First she pinched my left cheek, then the right one; after the first pinch I still wasn’t sure, but the second one hurt beyond any doubt.

“You’re real,” I said, suddenly feeling a wave of fear. A huge lump formed in my throat. I couldn’t say another word. Crouching in front me, she was so close that her sun-tanned legs, misty blue eyes, slightly parted pink lips, and especially arms carelessly thrown over her knees filled me with the pain of such uncommon longing that I had to avert my eyes. She was looking at me with the expression of someone who had just caught a strange animal, nothing dangerous, just a little rabbit she managed to trap, and which she could let go immediately or after she had some fun listening to the pounding of its heart.

“Are you afraid?” she asked.

I shook my head. Suddenly regaining the power of speech, I said, “I thought you weren’t real.”

“Who is, anyway?” she composed her features into an expression of profound importance. These could hardly have been her words. I vaguely remembered Father once saying something similar: who can claim to be real in a world which, as proved by the physicists, is composed mostly of emptiness? Did they talk about such matters in my dreams? Or in the surgery? She was after all, as Father had said, a patient of his. My confusion grew.

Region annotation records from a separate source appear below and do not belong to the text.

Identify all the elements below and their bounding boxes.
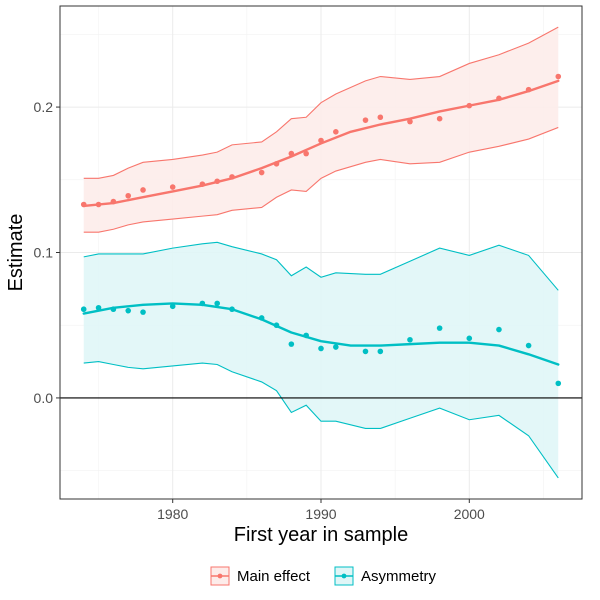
main-effect-data-point: [288, 150, 295, 157]
asymmetry-data-point: [273, 322, 280, 329]
asymmetry-lower-bound-line: [83, 361, 559, 479]
main-effect-data-point: [333, 128, 339, 135]
main-effect-data-point: [258, 169, 265, 176]
data-points: [80, 73, 562, 387]
asymmetry-data-point: [466, 335, 473, 342]
main-effect-lower-bound-line: [83, 126, 559, 233]
main-effect-confidence-band: [83, 27, 559, 233]
asymmetry-data-point: [436, 325, 443, 331]
main-effect-data-point: [80, 201, 87, 208]
asymmetry-data-point: [288, 341, 295, 347]
asymmetry-data-point: [199, 300, 206, 307]
x-axis-ticks: 1980 1990 2000: [157, 499, 485, 522]
main-effect-data-point: [140, 187, 146, 193]
x-tick-label: 1980: [157, 506, 188, 522]
main-effect-data-point: [318, 137, 324, 144]
asymmetry-data-point: [125, 307, 132, 314]
asymmetry-data-point: [95, 304, 102, 311]
main-effect-data-point: [525, 86, 532, 93]
asymmetry-upper-bound-line: [83, 241, 559, 291]
legend-label: Asymmetry: [361, 568, 437, 585]
asymmetry-data-point: [377, 348, 384, 355]
legend-key-point: [341, 573, 347, 579]
asymmetry-data-point: [525, 342, 532, 349]
main-effect-fit-line: [82, 79, 560, 208]
main-effect-data-point: [214, 178, 220, 185]
y-axis-ticks: 0.0 0.1 0.2: [34, 99, 60, 406]
legend-item-asymmetry: Asymmetry: [334, 566, 437, 586]
asymmetry-data-point: [140, 309, 146, 315]
main-effect-data-point: [555, 73, 562, 80]
main-effect-data-point: [110, 198, 117, 205]
y-tick-label: 0.0: [34, 390, 54, 406]
asymmetry-data-point: [229, 306, 235, 313]
legend-label: Main effect: [237, 568, 311, 585]
x-axis-title: First year in sample: [234, 524, 409, 546]
asymmetry-data-point: [318, 345, 324, 352]
main-effect-data-point: [362, 117, 369, 123]
main-effect-data-point: [496, 95, 502, 102]
main-effect-data-point: [377, 114, 384, 121]
asymmetry-data-point: [110, 306, 117, 313]
asymmetry-data-point: [333, 344, 339, 350]
y-tick-label: 0.1: [34, 245, 54, 261]
main-effect-data-point: [273, 160, 280, 167]
asymmetry-data-point: [169, 303, 176, 310]
y-tick-label: 0.2: [34, 99, 54, 115]
main-effect-data-point: [466, 102, 473, 109]
legend-key-point: [217, 573, 223, 579]
fit-lines: [82, 79, 560, 366]
legend-item-main-effect: Main effect: [210, 566, 311, 586]
asymmetry-data-point: [258, 315, 265, 321]
asymmetry-data-point: [303, 332, 309, 339]
asymmetry-data-point: [407, 336, 413, 343]
asymmetry-data-point: [214, 300, 220, 307]
asymmetry-data-point: [362, 348, 369, 355]
main-effect-data-point: [407, 118, 413, 125]
legend: Main effect Asymmetry: [210, 566, 437, 586]
main-effect-data-point: [303, 150, 309, 157]
asymmetry-data-point: [80, 306, 87, 313]
main-effect-data-point: [169, 184, 176, 190]
main-effect-data-point: [229, 174, 235, 180]
y-axis-title: Estimate: [5, 214, 27, 292]
main-effect-data-point: [199, 181, 206, 187]
x-tick-label: 2000: [454, 506, 485, 522]
asymmetry-data-point: [555, 380, 562, 387]
asymmetry-data-point: [496, 326, 502, 333]
main-effect-data-point: [95, 201, 102, 208]
main-effect-data-point: [436, 115, 443, 122]
main-effect-upper-bound-line: [83, 26, 559, 179]
main-effect-data-point: [125, 192, 132, 199]
asymmetry-fit-line: [82, 302, 560, 366]
x-tick-label: 1990: [305, 506, 336, 522]
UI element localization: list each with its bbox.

“It’s so hot,” she said. “Why don’t we go down to the stream? Have a splash and cool off. Lie in the shade on that wall.”

“No,” I pounced as if stung by a bee. Not on that wall, I wanted to say, but what I said was, “Not today.”

She stood up and sighed as if at a loss what to do.

“Then why don’t you come home with me, to meet Grandpa Dominic?”

This sounded more attractive and far less dangerous. But still I couldn’t make up my mind. Without another word she moved off. Treading softly with her bare feet, she floated towards the nearest trees. As soon as she reached the shade, she turned and with a curved forefinger beckoned me to follow. She was wearing a short blue skirt which barely covered her thighs, the same one she had in my dream about the events in Father’s surgery. But the T-shirt was different, white and suffused with the sweet smell of her sweat, with long sleeves which only just covered her elbows. Her shoulders were broader than her hips. If it wasn’t for her softly rounded thighs and gently undulating breasts, her body would have looked more like a boy’s than a girl’s.

“Come,” she grew impatient, “you’ll see grandpa’s statues from Africa.”

She walked on and soon vanished among the trees. I jumped to my feet and followed her along the path which twisted its way under the intertwined branches of alder-trees towards the part of the wood dominated by extremely tall fir and pine trees. There the sun rays shone through the gaps in the congestion of needles, and danced on the mossy ground in the rhythm of the breeze which was inducing the branches above to stir in an exciting, disorderly fashion. The rays danced caressingly around Eve’s hurrying feet which led us deeper and deeper into the wood, to the grassy path where I had already been in my dreams, and which led across a flowery meadow to the foot-bridge which took us across a dry stream-bed to the dusty road which led up an incline to Grandpa Dominic’s house.